Cuando un país se sumerge en la vorágine del conflicto civil, las heridas sufridas tardan un buen rato en cicatrizar. En ocasiones, generaciones enteras. Pero a medida que el tiempo transcurre, que los hijos suceden a los padres, y los nietos a los hijos, suele crecer el clamor por darle cierre de una vez por todas a los agravios y penas.

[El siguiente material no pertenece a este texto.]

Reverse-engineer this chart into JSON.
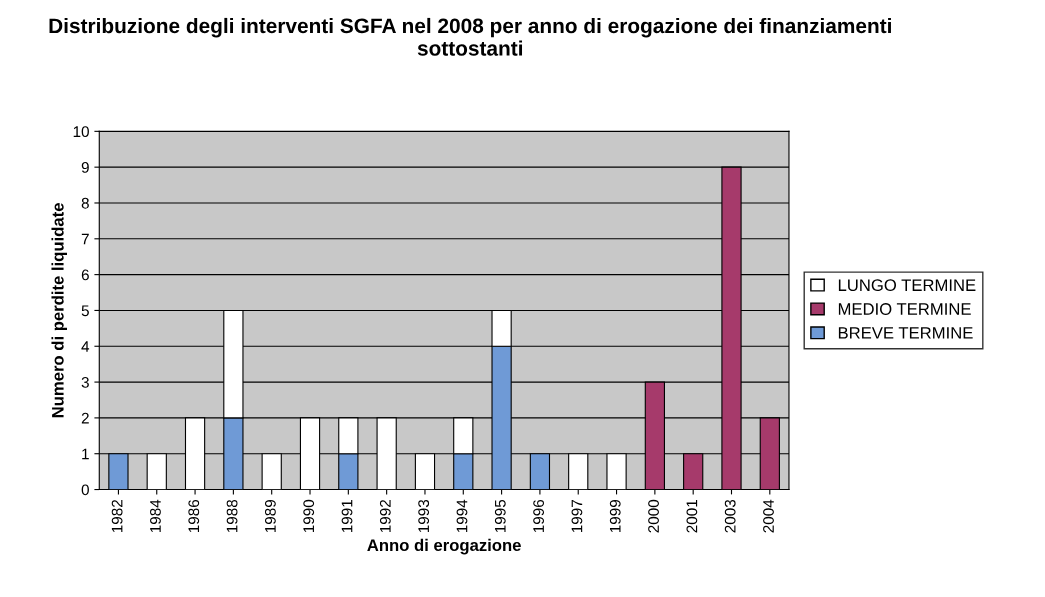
{
  "chart_data": {
    "type": "bar",
    "title": "Distribuzione degli interventi SGFA nel 2008 per anno di erogazione dei finanziamenti sottostanti",
    "xlabel": "Anno di erogazione",
    "ylabel": "Numero di perdite liquidate",
    "categories": [
      "1982",
      "1984",
      "1986",
      "1988",
      "1989",
      "1990",
      "1991",
      "1992",
      "1993",
      "1994",
      "1995",
      "1996",
      "1997",
      "1999",
      "2000",
      "2001",
      "2003",
      "2004"
    ],
    "stacked": true,
    "series": [
      {
        "name": "BREVE TERMINE",
        "color": "#6f9ad6",
        "values": [
          1,
          0,
          0,
          2,
          0,
          0,
          1,
          0,
          0,
          1,
          4,
          1,
          0,
          0,
          0,
          0,
          0,
          0
        ]
      },
      {
        "name": "MEDIO TERMINE",
        "color": "#a63a6b",
        "values": [
          0,
          0,
          0,
          0,
          0,
          0,
          0,
          0,
          0,
          0,
          0,
          0,
          0,
          0,
          3,
          1,
          9,
          2
        ]
      },
      {
        "name": "LUNGO TERMINE",
        "color": "#ffffff",
        "values": [
          0,
          1,
          2,
          3,
          1,
          2,
          1,
          2,
          1,
          1,
          1,
          0,
          1,
          1,
          0,
          0,
          0,
          0
        ]
      }
    ],
    "ylim": [
      0,
      10
    ],
    "yticks": [
      0,
      1,
      2,
      3,
      4,
      5,
      6,
      7,
      8,
      9,
      10
    ],
    "grid": "y",
    "legend": "right"
  }
}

Cada pueblo intenta zurcir heridas según el temperamento nacional y las circunstancias presentes. En México, el régimen priista resanó las memorias de la mentada Revolución Mexicana, el peor conflicto de la historia de América y que dejara un millón de muertos, mediante el sencillo expediente de "hacer héroe" a miembros de todos los bandos: lo fue Madero, contra el que se rebeló Zapata. Lo fue Carranza, igual que Obregón, que lo mandó asesinar. Lo fue Calles, quien se hubiera desayunado a Villa en caso de habérselo servido en estofado. Lo fue Cárdenas, que humanamente exilió a Calles. Con ese galimatías se le dio carpetazo al asunto: una guerra civil viciosa y sin ideas luminosas, se convirtió en una gran Revolución que un siglo después ha producido un país con la mitad de sus habitantes en la pobreza. ¡Bonito mérito! Ah, pero eso sí: nos dio material para bautizar avenidas, bulevares y escuelas primarias rurales de aquí a que el infierno se congele.

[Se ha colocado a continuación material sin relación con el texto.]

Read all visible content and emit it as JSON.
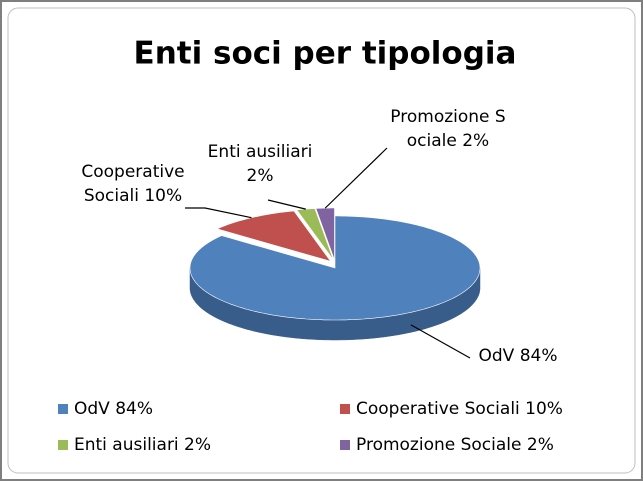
{
  "chart_data": {
    "type": "pie",
    "title": "Enti soci per tipologia",
    "categories": [
      "OdV 84%",
      "Cooperative Sociali 10%",
      "Enti ausiliari 2%",
      "Promozione Sociale 2%"
    ],
    "values": [
      84,
      10,
      2,
      2
    ],
    "colors": [
      "#4f81bd",
      "#c0504d",
      "#9bbb59",
      "#8064a2"
    ],
    "side_colors": [
      "#385d8a",
      "#8c3836",
      "#71893f",
      "#5c4776"
    ],
    "legend": "bottom"
  }
}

En Sudáfrica se dio por terminado el capítulo del Apartheid mediante una Comisión de la Verdad, en la que no hubo persecución judicial; pero los responsables de mucha efusión de sangre (de la parte gubernamental, pero también de la oposición negra) declararon, por primera vez, lo que había ocurrido en realidad. Algunos pidieron perdón, otros se mostraron desafiantes. Pero al menos hubo la sensación de que se había clausurado una etapa.
En España, los resultados de la Guerra Civil dejaron muchos rencores sordos. Cuando se restauró la democracia en 1976, parte del consenso que permitió que la Madre Patria se volviera un país próspero y estable, fue el no moverle a las viejas rencillas: aquello debía quedar en el pasado. Los exiliados volvieron, y nadie fue llevado a juicio por lo ocurrido cuarenta años atrás. Y cuando algunos quisieron re-encender las llamas del encono, la sociedad hispana les dio un "¡Estate quieto!" Las estatuas del Caudillo fueron desapareciendo silenciosamente de las rotondas. Hoy no queda una sola. Y ni quién diga nada.

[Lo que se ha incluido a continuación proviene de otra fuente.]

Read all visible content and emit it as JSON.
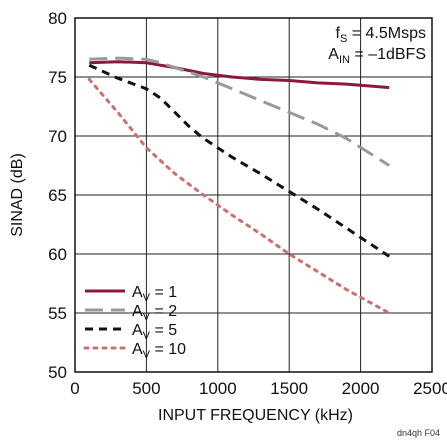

Pero ahora, distintos sectores de la sociedad quieren desenterrar algunos muertos. Literalmente. En varias partes de España se están excavando fosas comunes, con muertos de hace setenta años, para reconocer y darle sepultura decente a algunas víctimas de aquel feroz conflicto.
Uno de los caídos más famosos es el poeta Federico García Lorca, fusilado en los primeros días del Alzamiento, y enterrado en una fosa común de las que empiezan a ser excavadas en estos días. ¿Y saben qué dijeron los descendientes del poeta granadino? Que si por ellos fuera, no querían saber nada del asunto. Que lo mejor sería habilitar los terrenos donde se ubican las fosas como lugares autorizados para enterramiento. Que de sitio clandestino pase a panteón oficial. Que dejen a esos muertos en paz. Y tan tan. ¿Cómo ve? ¿Es lo más sano? ¿Será la mejor manera de exorcizar fantasmas que los vivos insisten en conjurar?